Et voici toute la tribu des pauvres diables, ouvriers inoccupés, éclopés, échappés de l’hôpital ou de la prison, mendigos sans poste, assemblés et causant à voix lente autour des bouches de chaleur ; ou bien assis en brochette, comme des oiseaux des îles, sur ces banquettes rouges dont il semble que la peluche soit teinte de sang. Ne feignez point d’être surprise qu’ils vous guettent avec ces avides yeux : ce n’est pas toujours de manger, Nane, que les hommes ont faim.

Mais puisque nous sommes ici pour les nouveaux tableaux, allons les voir. Dans le Salon Carré, tenez, ce grand paysage de Poussin, on l’a acheté l’autre jour chez Dufayel. Vous vous plaignez qu’on ne distingue rien, qu’il fait trop sombre. Mais c’est toujours comme ça, au Salon Carré. Les tableaux n’y sont pas pour être vus. Ils se reposent, et, pour un peu, on leur mettrait des housses. — Et ça ? — Ça c’est les noces de Cana, en Galilée. — Beaucoup trop pour vous, n’est-ce pas ; et vous préféreriez une bonbonnière comme celle qu’acheta Willy, aux Miniaturistes ? Mon Dieu, l’un et l’autre sont à peu près incomparables. Ne les comparons pas.

Mais déjà la Grande Galerie vous effraye ; et vous faites demi-tour. À vrai dire ces milliers de figures, à droite pendues, et à gauche, sur un demi-kilomètre de long, et qui vous regardent sans vous voir, ne laissent pas d’intimider un peu. On a le sentiment qu’on va passer par les baguettes. Vous devriez pourtant aller dire un petit bonjour, là-bas, à cette Mistress Angerstein en mousseline blanche, que peignit Lawrence auprès de son rouge mari. Ce n’est pas au moins que j’aime la peinture anglaise ; mais cette dame, par ses regards sinueux, par ses mains pleines de promesses, et ce sourire équivoque qui se joue de la tendresse à la cruauté, me rappelle, avec moins d’assiette, la charmante Mademoiselle Auguste de Crébillon-le-fils. « Ah ! trop heureuse époque, où jusqu’au sein des maisons d’éducation... »

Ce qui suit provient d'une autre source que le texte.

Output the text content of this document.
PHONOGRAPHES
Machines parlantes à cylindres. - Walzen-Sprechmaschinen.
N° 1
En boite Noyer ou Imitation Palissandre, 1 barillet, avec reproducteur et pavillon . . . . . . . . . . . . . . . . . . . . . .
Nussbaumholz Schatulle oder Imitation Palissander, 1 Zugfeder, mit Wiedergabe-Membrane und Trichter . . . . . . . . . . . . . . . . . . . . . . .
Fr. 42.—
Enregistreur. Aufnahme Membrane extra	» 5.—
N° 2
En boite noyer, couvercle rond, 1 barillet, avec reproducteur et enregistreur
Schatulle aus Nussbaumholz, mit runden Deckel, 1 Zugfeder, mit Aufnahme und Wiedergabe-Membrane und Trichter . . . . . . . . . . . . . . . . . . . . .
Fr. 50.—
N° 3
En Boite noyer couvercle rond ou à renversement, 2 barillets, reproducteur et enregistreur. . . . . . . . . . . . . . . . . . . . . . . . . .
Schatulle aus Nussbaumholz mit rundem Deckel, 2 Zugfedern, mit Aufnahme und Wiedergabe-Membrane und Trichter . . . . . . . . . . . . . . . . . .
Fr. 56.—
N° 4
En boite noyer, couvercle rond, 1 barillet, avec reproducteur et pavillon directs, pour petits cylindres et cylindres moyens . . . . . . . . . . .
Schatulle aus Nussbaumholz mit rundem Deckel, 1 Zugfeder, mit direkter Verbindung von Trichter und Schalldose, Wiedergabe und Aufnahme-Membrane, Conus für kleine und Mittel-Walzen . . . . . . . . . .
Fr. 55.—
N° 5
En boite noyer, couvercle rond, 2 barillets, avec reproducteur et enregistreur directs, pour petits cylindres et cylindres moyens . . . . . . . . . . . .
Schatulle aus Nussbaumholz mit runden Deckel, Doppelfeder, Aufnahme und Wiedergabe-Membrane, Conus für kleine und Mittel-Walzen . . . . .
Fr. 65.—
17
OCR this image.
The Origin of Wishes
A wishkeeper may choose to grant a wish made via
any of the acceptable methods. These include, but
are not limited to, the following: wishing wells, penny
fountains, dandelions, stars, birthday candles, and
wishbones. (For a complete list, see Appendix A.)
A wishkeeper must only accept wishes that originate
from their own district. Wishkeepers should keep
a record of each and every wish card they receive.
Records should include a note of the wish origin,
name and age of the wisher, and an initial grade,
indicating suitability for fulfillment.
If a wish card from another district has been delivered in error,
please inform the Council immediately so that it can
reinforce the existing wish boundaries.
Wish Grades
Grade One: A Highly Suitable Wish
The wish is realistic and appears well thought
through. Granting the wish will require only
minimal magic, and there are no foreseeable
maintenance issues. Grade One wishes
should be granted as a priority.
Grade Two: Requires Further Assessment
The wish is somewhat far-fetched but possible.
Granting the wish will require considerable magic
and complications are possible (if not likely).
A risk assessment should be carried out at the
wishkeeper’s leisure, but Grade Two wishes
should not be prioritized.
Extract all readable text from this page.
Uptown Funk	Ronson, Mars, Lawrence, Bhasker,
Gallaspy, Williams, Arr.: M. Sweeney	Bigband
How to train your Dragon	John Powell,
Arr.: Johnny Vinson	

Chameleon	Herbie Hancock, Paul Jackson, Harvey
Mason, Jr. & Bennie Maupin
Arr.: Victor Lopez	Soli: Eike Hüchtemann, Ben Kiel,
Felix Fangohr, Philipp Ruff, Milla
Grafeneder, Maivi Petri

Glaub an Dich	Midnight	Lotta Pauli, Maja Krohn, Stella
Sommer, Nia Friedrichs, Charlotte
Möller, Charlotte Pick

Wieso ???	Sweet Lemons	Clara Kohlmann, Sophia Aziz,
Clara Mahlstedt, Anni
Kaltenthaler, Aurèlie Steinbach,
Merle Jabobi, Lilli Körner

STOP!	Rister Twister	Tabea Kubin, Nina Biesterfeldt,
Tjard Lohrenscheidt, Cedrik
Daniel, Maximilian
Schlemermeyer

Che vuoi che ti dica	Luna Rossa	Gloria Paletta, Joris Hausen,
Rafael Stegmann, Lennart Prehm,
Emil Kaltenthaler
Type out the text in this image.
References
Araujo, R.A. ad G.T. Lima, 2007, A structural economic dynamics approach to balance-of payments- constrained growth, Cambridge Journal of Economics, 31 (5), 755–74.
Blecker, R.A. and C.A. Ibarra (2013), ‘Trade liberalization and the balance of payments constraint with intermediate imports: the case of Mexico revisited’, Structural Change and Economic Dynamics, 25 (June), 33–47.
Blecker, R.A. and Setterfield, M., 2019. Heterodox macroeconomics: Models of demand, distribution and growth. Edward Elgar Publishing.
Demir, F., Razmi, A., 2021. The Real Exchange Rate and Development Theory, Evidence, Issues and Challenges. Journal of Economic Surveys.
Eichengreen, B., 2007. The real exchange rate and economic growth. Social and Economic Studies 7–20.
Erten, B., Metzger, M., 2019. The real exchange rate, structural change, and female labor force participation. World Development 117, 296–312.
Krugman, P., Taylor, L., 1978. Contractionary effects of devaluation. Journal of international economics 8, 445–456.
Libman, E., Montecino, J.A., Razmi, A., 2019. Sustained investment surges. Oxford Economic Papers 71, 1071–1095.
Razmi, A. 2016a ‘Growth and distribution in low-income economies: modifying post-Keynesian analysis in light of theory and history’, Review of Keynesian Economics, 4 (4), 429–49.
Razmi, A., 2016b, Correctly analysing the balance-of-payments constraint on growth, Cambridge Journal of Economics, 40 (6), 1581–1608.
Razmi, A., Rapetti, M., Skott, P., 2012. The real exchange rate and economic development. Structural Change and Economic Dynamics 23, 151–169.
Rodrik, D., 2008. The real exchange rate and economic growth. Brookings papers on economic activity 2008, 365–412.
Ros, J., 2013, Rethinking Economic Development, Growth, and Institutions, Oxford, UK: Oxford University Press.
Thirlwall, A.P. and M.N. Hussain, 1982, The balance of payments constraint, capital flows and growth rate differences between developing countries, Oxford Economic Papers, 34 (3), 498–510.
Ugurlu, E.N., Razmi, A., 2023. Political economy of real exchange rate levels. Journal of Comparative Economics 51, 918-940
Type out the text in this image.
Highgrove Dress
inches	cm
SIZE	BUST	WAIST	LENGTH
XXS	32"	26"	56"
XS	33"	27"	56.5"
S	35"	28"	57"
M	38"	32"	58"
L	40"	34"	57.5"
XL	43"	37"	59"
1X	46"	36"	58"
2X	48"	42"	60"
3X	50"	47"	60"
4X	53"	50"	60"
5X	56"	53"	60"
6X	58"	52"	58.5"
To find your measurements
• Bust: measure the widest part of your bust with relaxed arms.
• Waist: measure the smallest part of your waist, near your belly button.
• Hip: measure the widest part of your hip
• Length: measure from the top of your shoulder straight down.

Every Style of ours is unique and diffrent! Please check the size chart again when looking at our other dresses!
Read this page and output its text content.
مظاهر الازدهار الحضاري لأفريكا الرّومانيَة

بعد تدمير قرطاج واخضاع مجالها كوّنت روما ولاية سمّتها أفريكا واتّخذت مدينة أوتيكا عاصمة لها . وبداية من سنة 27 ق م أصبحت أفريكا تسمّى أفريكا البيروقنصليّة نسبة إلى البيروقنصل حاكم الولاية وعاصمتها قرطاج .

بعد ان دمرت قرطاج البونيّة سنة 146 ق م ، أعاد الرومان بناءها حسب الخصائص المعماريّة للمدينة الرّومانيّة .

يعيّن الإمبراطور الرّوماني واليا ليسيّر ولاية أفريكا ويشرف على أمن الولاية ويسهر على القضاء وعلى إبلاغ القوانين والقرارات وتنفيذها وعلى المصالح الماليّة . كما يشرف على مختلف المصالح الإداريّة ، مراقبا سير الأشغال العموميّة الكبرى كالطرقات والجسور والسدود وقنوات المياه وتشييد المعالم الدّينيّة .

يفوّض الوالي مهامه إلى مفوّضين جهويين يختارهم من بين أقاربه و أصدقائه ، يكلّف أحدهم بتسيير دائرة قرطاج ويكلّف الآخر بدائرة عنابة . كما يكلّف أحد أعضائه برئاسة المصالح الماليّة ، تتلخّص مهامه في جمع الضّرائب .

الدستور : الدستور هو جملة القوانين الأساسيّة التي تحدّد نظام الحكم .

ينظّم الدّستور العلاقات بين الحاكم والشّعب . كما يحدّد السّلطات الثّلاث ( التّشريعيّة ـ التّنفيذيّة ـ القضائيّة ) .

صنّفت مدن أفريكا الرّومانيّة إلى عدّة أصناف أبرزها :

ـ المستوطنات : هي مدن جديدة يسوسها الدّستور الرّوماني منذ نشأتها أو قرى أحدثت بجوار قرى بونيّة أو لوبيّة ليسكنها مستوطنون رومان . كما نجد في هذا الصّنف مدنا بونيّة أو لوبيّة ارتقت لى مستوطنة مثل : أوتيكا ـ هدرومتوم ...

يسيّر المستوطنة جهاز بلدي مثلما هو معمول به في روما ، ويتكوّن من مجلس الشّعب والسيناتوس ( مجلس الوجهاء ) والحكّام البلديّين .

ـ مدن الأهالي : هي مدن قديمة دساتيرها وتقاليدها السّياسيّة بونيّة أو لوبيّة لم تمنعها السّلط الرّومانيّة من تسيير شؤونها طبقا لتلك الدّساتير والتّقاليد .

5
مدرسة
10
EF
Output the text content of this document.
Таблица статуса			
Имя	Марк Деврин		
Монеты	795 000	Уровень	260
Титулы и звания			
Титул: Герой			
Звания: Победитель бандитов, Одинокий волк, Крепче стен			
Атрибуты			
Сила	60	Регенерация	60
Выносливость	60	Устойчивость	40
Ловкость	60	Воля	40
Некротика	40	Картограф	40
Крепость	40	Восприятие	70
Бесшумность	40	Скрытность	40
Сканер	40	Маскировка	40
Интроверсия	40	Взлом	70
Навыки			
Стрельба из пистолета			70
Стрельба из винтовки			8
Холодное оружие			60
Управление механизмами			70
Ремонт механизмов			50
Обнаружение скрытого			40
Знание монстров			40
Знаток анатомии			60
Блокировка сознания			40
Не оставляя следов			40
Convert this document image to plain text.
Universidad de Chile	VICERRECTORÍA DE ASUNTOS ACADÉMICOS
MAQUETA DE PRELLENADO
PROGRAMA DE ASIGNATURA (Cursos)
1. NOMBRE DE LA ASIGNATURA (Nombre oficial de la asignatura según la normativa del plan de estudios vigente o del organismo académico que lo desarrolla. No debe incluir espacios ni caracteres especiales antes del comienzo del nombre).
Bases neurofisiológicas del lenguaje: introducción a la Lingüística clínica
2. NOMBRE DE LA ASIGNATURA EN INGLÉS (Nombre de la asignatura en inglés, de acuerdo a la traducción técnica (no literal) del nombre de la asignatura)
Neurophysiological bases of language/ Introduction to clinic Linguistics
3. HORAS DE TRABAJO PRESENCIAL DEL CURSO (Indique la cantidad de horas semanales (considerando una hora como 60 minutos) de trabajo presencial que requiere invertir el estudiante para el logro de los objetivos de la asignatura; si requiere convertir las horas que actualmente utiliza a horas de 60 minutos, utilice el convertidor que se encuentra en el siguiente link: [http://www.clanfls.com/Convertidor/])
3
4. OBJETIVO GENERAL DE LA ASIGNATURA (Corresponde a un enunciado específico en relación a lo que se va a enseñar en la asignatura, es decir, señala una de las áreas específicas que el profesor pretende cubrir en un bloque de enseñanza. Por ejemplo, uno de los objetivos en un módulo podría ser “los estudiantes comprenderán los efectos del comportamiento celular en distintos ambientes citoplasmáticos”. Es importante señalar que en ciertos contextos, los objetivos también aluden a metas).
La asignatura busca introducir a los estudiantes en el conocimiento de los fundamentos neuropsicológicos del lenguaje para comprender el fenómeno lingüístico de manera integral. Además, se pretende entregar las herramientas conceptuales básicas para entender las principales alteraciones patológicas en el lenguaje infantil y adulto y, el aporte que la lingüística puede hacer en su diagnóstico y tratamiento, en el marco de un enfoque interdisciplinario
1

Ici, je m’aperçus que Nane, excédée sans doute par mes discours, avait pris la fuite. Elle fendit, sans en paraître étonnée, tout cet or de soleil couchant qui poudroie à travers la Galerie d’Apollon, et je ne la rattrapai qu’au milieu des vases grecs, car elle courait aussi vite qu’une nuée d’orage.

— Héla ! lui dis-je, et moi qui voulais vous faire voir ce Printemps de Millet qui sent l’herbe, la pluie et le pommier. Il y a là un horizon gris ardoise avec trois oiseaux blancs qui fait songer à vos yeux quand vous êtes en colère. Ils sont si grands alors qu’on y cherche malgré soi des nuages, la mouette qui crie, et l’ivresse salée du large.

Mais Nane ayant répondu « qu’elle en avait sa claque de mes boniments, et aussi de tous ces bibelots », nous tombâmes d’accord de quitter ce Musée National, et sortîmes par le Musée Égyptien où c’est en vain que je tâchai de l’intéresser à deux sarcophages de bois peint, don de S.A.S. le Khédive. Tandis qu’elle s’obstinait à les traiter de « vieilles baignoires », la salle spacieuse et grise, où méditent tant de dieux de granit, fut envahie soudain par plusieurs petites Anglaises, danseuses de music-hall ou de cirque, qui chantaient en chœur un air de cake-walk. Et tant de sans-gêne ne parut pas scandaliser ces beaux sphinx jumeaux, noirs comme une nuit sans étoiles, qui portent une fleur de lys en ferronnière. Aussi bien sont-ils en pierre — comme vous-même, ô Nane, deux fois dure à toucher.